И тут он сообразил. Гомон-то был русский! Исключительно на
русском изъяснялись эти не особенно и щеголеватые господа, а также
немногочисленные дамы, одетые отнюдь не со свойственным парижанкам, даже
некрасивым, изяществом…
Серж как ни в чём не бывало уверенно лавировал меж
столиками, то и дело раскланиваясь практически с каждым, перебрасываясь парой
слов. Бестужев — точнее, костромской купчик Руссиянов — покорно тащился следом.
А поскольку принятая на себя роль как раз позволяла, он озирался откровенно,
открыто, вовсе даже неделикатно, словно деревенский мужик в зверинце со
всевозможным экзотическим зверьём из заморских стран…

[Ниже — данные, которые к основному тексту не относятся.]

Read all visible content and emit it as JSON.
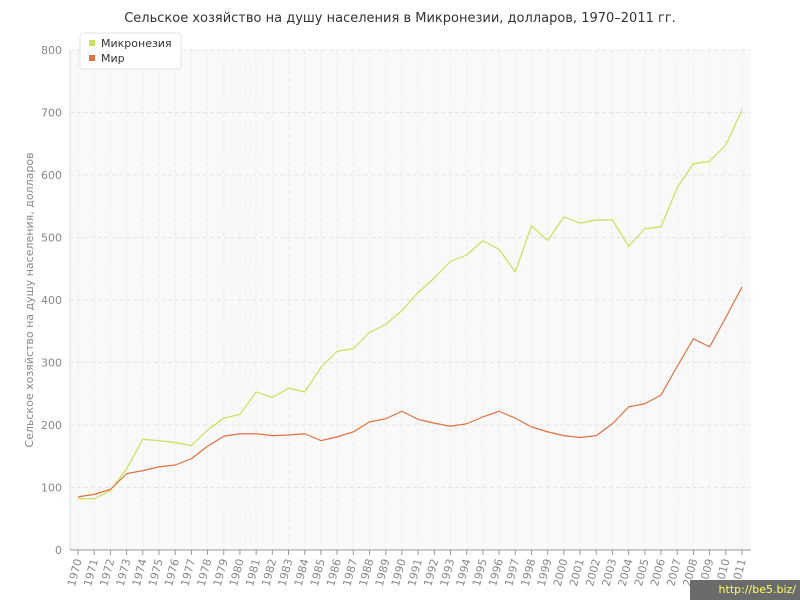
{
  "chart_data": {
    "type": "line",
    "title": "Сельское хозяйство на душу населения в Микронезии, долларов, 1970–2011 гг.",
    "xlabel": "",
    "ylabel": "Сельское хозяйство на душу населения, долларов",
    "ylim": [
      0,
      800
    ],
    "yticks": [
      "0",
      "100",
      "200",
      "300",
      "400",
      "500",
      "600",
      "700",
      "800"
    ],
    "grid": true,
    "legend_position": "top-left",
    "x": [
      "1970",
      "1971",
      "1972",
      "1973",
      "1974",
      "1975",
      "1976",
      "1977",
      "1978",
      "1979",
      "1980",
      "1981",
      "1982",
      "1983",
      "1984",
      "1985",
      "1986",
      "1987",
      "1988",
      "1989",
      "1990",
      "1991",
      "1992",
      "1993",
      "1994",
      "1995",
      "1996",
      "1997",
      "1998",
      "1999",
      "2000",
      "2001",
      "2002",
      "2003",
      "2004",
      "2005",
      "2006",
      "2007",
      "2008",
      "2009",
      "2010",
      "2011"
    ],
    "series": [
      {
        "name": "Микронезия",
        "color": "#c8e05a",
        "values": [
          82,
          82,
          95,
          130,
          177,
          175,
          172,
          167,
          192,
          211,
          217,
          253,
          244,
          259,
          253,
          292,
          318,
          322,
          348,
          361,
          383,
          412,
          435,
          462,
          472,
          495,
          481,
          445,
          519,
          495,
          533,
          523,
          528,
          528,
          486,
          514,
          517,
          580,
          618,
          622,
          648,
          704
        ]
      },
      {
        "name": "Мир",
        "color": "#e07040",
        "values": [
          85,
          89,
          97,
          122,
          127,
          133,
          136,
          146,
          166,
          182,
          186,
          186,
          183,
          184,
          186,
          175,
          181,
          189,
          205,
          210,
          222,
          209,
          203,
          198,
          202,
          213,
          222,
          211,
          197,
          189,
          183,
          180,
          183,
          202,
          229,
          234,
          248,
          294,
          338,
          325,
          372,
          421
        ]
      }
    ]
  },
  "watermark": "http://be5.biz/"
}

И ощутил нечто наподобие слабенького удара электрического
тока. Он узнал эту брюзгливую физиономию, намозолившую глаза всякому, кто
просматривал картотеки Охранного: небезызвестный, можно даже сказать,
знаменитый Барцев, пышно именующий себя «охотником за провокаторами»… нужно
признать, и в самом деле попортивший немало крови Особому отделу департамента,
неустанный разоблачитель секретных сотрудников в рядах революционеров всех
мастей… Именно он, сволочь такая, вызнал у бывшего директора Департамента
полиции Лопухина имя Азефа, ценнейшего агента, поднявшегося в самые верхи
Боевой организации эсеров, — что, скотина, радостно распубликовал в
газетах, в результате чего лёгкую оторопь испытали и большинство работников
Охранного, ведать не ведавших об этаких достижениях родной конторы…
Так, а это у нас кто? А это у нас Милонов, он же «Дедушка» и
«Тринадцать», по которому в России виселица давненько плачет за все забавы с
бомбами и револьверами… А это, изволите ли видеть, товарищ Дукельский, эсдек, в
терроре не замешанный, однако приговоренный к немалой высидке, да вот незадача,
сбежавший за пределы… Батюшки мои, да это ведь «Кинто», из кавказской боевой
дружины, головная боль не только Тифлисского губернского жандармского
управления, но и всего Департамента… «Дунаев», звезда теоретической мысли — при
обнаружении в пределах Российской империи подлежит немедленному задержанию…
«Рыжий», Самсоньев, Сроня Либерман, «Октавий»… Действительно, зверинец.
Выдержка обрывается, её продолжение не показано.